Regardless, secure, trusted Apple Pay / Apple Card / Apple Pay Cash / etc. are all more reasons to join and stay within the Apple ecosystem which grows richer in breadth and depth with each new service offering.


  1. When restaurants in the US finally provide mobile units when you can pay at your table, then the use of mobile payments will skyrocket. For me that is the biggest area when you see zero uptake and I live 20 miles from Silicon Valley!

  2. I would use ApplePay w/ Apple Card on every single transaction if not for the lack of vendor support for it. Paying at the (gas) pump being the biggest for me–but hunting for Apple Pay at the pump equipped locations is so damn spotty. I use apple maps to try an identify/find AP locations but some only take it inside and wireless is blocked at the pump (which you’d think gas stations would be for w/ all issues they have w/ compromising customers cards to skimmers!). I’ve found stations that clearly have the wireless/AP capability that simply have it turned off. Finding way too many stores who have the NFC capability but are blocking it for whatever reason. And then there’s stores Publix, Walmart and a ton of restaurants just refuse to use it. Frustrating. It’s a PITA but i usually have to plan ahead and many times go out of my way to find and use AP friendly stores.
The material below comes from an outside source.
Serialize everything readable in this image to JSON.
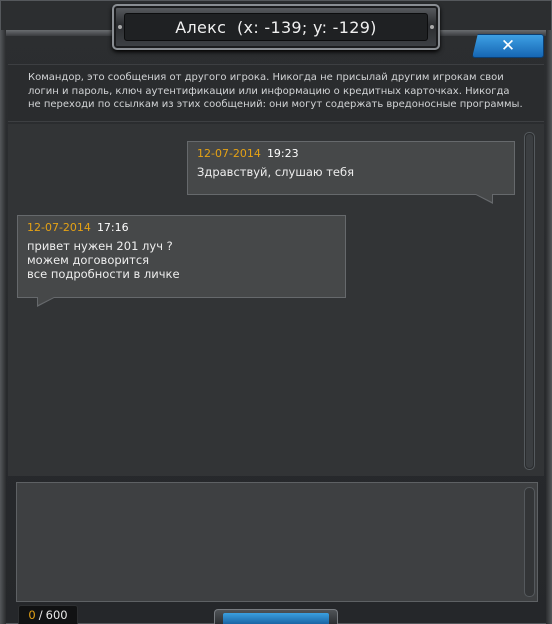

    1. I continually ask the cashiers and managers at Publix (popular grocery store chain in the Southeast) when they are going to start accepting Pay. They don’t think it will happen anytime soon, although the new systems they recently put in last year allow for Samsung Pay. So, I assume they have the capability but have Pay disabled for some reason. One manager said that the cost for Pay was too high. Again, I don’t see how that is the case. I thought Apple was taking a very small transactional fee compared to other credit card companies?

      And I’ve had very little luck finding any gas stations that take Pay. Hopefully, this changes sooner than later!

      1. The most consistent pay at the pump stores are Wawa, Circle K, Loves and some Pilots. Regarding Publix–as much as they overcharge for groceries, they have no room to talk regarding AP cost being too high. Publix like to control everything–they just introduced a code scan pay system similar to walmart where you have your card loaded to their app to pay.

  3. I have found many terminals without an ApplePay sign take it. I stopped at a little roadside convenience store in the middle of New Mexico, they took it. It’s happening, it will soon be everywhere.

  4. I also am finding (to my pleasant surprise) when a small vendor takes it but the mega-chain does not. And often they don’t even know until I show them.

    I am also dismayed at how different the Apple Pay user experience is at different locations. I don’t know if each merchant gets to set the rules or if it is the payment processing system. Sometimes I sign, sometimes I don’t. Sometimes I have to tell in advance its Apply Pay, sometimes I don’t. Sometimes I can use my Debit card as a credit card (without a PIN), sometimes I can’t.

    To me both of these phenomena come down to Apple needed to take more control of the end to end experience. I’m not saying own the POS hardware, but maybe there should be some guidelines that processors and merchants have to follow to be able to accept Apple Pay. At a minimum, some hard cards/quick reference guides for the merchants would go a long way–if for nothing else, just explain what Apple Pay is.

    This same philosophy needs to be extended to Car Play and Apple TV where integration with a 3rd party can make or break the experience.